Meeting Medical Needs
Direct Relief, in collaboration with long-term partners in Sudan, including Life for a Child, the Changing Diabetes in Children partnership, the National Medical Supplies Fund, the Sudanese Childhood Diabetes Association, and the Federal Ministry of Health, among others, is working to help meet the country’s need for non-communicable disease care and cold-chain capacity.
Since war broke out in April of 2023, Direct Relief has shipped $25.9 million in medical material aid and distributed more than $60,000 in grant funding. Much of that support has focused on non-communicable disease care: For example, in 2024 alone, Direct Relief provided enough insulin to meet the needs of over 9,600 individuals, nearly 40% of the country’s population under age 20 with Type 1 diabetes. The organization has also shipped a variety of diabetes management supplies, more than $1.7 million in cancer medications and supportive therapies, and dialysis supplies to help people living with renal failure.
To increase centralized cold storage capacity, Direct Relief also purchased two 40-foot refrigerated containers for Sudan’s National Medical Supplies Fund, primarily intended to store the large volumes of insulin provided in support of SCDA’s activities across the country. Direct Relief has also purchased and delivered 35 solar medical-grade refrigerators to the 25 still-functioning diabetes centers receiving, storing, and dispensing insulin from SCDA to children and young adults living with Type 1 diabetes. Some of these centers are in rural or hard-to-reach areas of Sudan, including East Darfur.
A provider speaks to a young patient with Type 1 diabetes in Kassala, a city in eastern Sudan. (Photo courtesy of the Sudanese Childhood Diabetes Association)
The organization is also assessing the need for centralized and decentralized ultra-cold storage needs across Sudan, to ensure the proper storage and handling of medications and vaccines which must remain frozen.
A Path Forward
Dr. Elhassan, the pediatric endocrinologist, said healthcare workers are beginning to resolve the difficulties of tracking patients and sourcing medicines in many areas of Sudan. They’ve relocated their main diabetes center and established or reestablished care in strategically placed facilities. They’ve developed educational materials to teach families how to keep insulin cold, even during a crisis.

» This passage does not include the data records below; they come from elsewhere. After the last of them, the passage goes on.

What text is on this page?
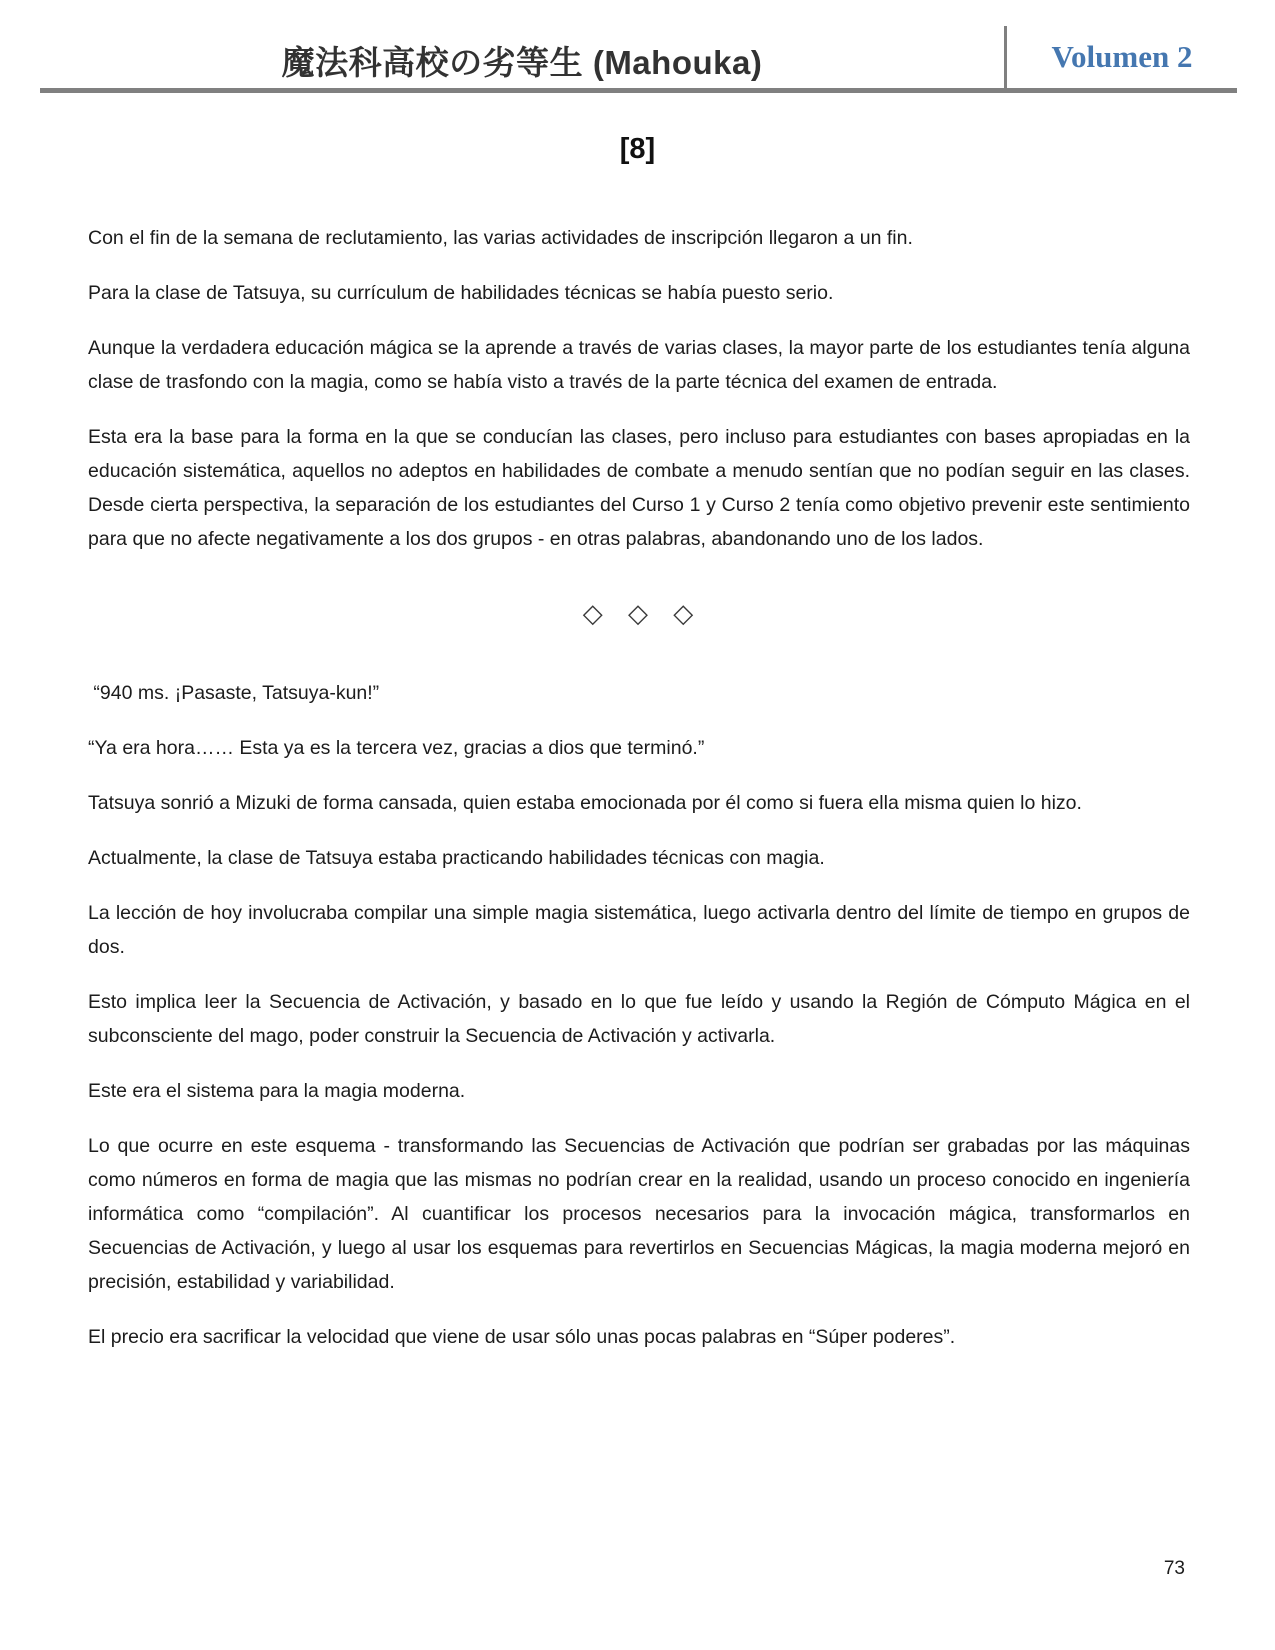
魔法科高校の劣等生 (Mahouka)	Volumen 2
[8]

Con el fin de la semana de reclutamiento, las varias actividades de inscripción llegaron a un fin.

Para la clase de Tatsuya, su currículum de habilidades técnicas se había puesto serio.

Aunque la verdadera educación mágica se la aprende a través de varias clases, la mayor parte de los estudiantes tenía alguna clase de trasfondo con la magia, como se había visto a través de la parte técnica del examen de entrada.

Esta era la base para la forma en la que se conducían las clases, pero incluso para estudiantes con bases apropiadas en la educación sistemática, aquellos no adeptos en habilidades de combate a menudo sentían que no podían seguir en las clases. Desde cierta perspectiva, la separación de los estudiantes del Curso 1 y Curso 2 tenía como objetivo prevenir este sentimiento para que no afecte negativamente a los dos grupos - en otras palabras, abandonando uno de los lados.

◇ ◇ ◇

“940 ms. ¡Pasaste, Tatsuya-kun!”

“Ya era hora…… Esta ya es la tercera vez, gracias a dios que terminó.”

Tatsuya sonrió a Mizuki de forma cansada, quien estaba emocionada por él como si fuera ella misma quien lo hizo.

Actualmente, la clase de Tatsuya estaba practicando habilidades técnicas con magia.

La lección de hoy involucraba compilar una simple magia sistemática, luego activarla dentro del límite de tiempo en grupos de dos.

Esto implica leer la Secuencia de Activación, y basado en lo que fue leído y usando la Región de Cómputo Mágica en el subconsciente del mago, poder construir la Secuencia de Activación y activarla.

Este era el sistema para la magia moderna.

Lo que ocurre en este esquema - transformando las Secuencias de Activación que podrían ser grabadas por las máquinas como números en forma de magia que las mismas no podrían crear en la realidad, usando un proceso conocido en ingeniería informática como “compilación”. Al cuantificar los procesos necesarios para la invocación mágica, transformarlos en Secuencias de Activación, y luego al usar los esquemas para revertirlos en Secuencias Mágicas, la magia moderna mejoró en precisión, estabilidad y variabilidad.

El precio era sacrificar la velocidad que viene de usar sólo unas pocas palabras en “Súper poderes”.

73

Tracking clinic reports has made it easier to manage the insulin supply and transport effectively. The clinics have also developed a chain of communication designed to keep tabs on displaced patients. Even in Darfur, she said, physicians and other providers are choosing to stay amid the danger, without salaries, to care for their patients as best they can.
One doctor told her, “I cannot leave those children. We will die together or live together.”
“We have been able to save many children,” Dr. Elhassan said. “I hear a lot of brave stories about the physicians, educators, dietitians working in these clinics. They make sure to do everything” for their patients.
Even as the war continues, the next priority is to restore continuity of care across Sudan, and to improve the medical supply chain, said Dr. Eltayeb, the director-general of primary health care.
“The fighting is concentrated in a few areas,” she explained.
In the four states of Sudan – there are 18 overall – where instability is greatest, 80% of the primary health centers aren’t functional, Dr. Eltayeb noted. Providing healthcare has meant adapting, such as providing care via mobile clinics, so patients can reach providers safely.
“More and more people are coming back to Khartoum. We need to ensure…there are health services for them,” she said.
Kelsey Grodzovsky, Avrie Collier, Jeffrey Samuel, and Aaron Rabinowitz contributed reporting to this story.